(Reuters) -Spirit Airlines Inc on Thursday agreed to a $3.8 billion buyout offer from low-cost rival JetBlue Airways Corp, ending a drawn-out battle for the carrier whose acquisition would help create the fifth-largest U.S. airline.
The victory for JetBlue comes after Spirit canceled its $2.7 billion sale to Frontier Group Holdings, but the potential combination is expected to kick off a fight with antitrust regulators.
JetBlue’s offer price of at least $33.50 per share represents a premium of nearly 38% to the last closing price of Spirit shares. Including a “ticking fee”, or small monthly payments to Spirit shareholders from January next year until the deal is completed, the offer can go up to $34.15 per share.
Spirit shares were up nearly 5% before the bell as investors cheered the end of a takeover saga that began in April.
JetBlue rose 1%, while Frontier was 1.6% higher.
Both carriers were locked in a bidding war to create a combined airline that will better compete with legacy U.S. carriers at a time when the industry faces a labor crunch and high jet fuel costs.
Spirit had in February agreed to a $2.9 billion offer from Frontier before JetBlue jumped into the fray with in April. Despite JetBlue’s better terms, Spirit had pushed for a merger with Bill Franke backed-Frontier, citing antitrust concerns with a potential JetBlue tie-up.

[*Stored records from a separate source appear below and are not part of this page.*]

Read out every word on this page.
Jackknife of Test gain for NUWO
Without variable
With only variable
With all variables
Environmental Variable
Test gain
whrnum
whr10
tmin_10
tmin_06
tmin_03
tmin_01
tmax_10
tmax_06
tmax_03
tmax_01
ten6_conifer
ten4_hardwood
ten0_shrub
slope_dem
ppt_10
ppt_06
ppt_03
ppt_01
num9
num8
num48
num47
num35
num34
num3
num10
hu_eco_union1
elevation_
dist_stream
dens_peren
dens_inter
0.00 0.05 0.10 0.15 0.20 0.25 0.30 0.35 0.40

But it could not muster investor support for the deal and was forced to delay a shareholder vote on the proposed acquisition four times. At the latest meet that was set for Thursday, Spirit shareholders were expected to vote against a merger with Frontier, Reuters had reported.
Spirit canceled the merger with Frontier without giving details on results of the shareholder meet.
The outcome is a setback for Franke, who was instrumental in starting the talks with Spirit last year. Franke’s airline-focused buyout firm, Indigo Partners, is a major shareholder in Frontier.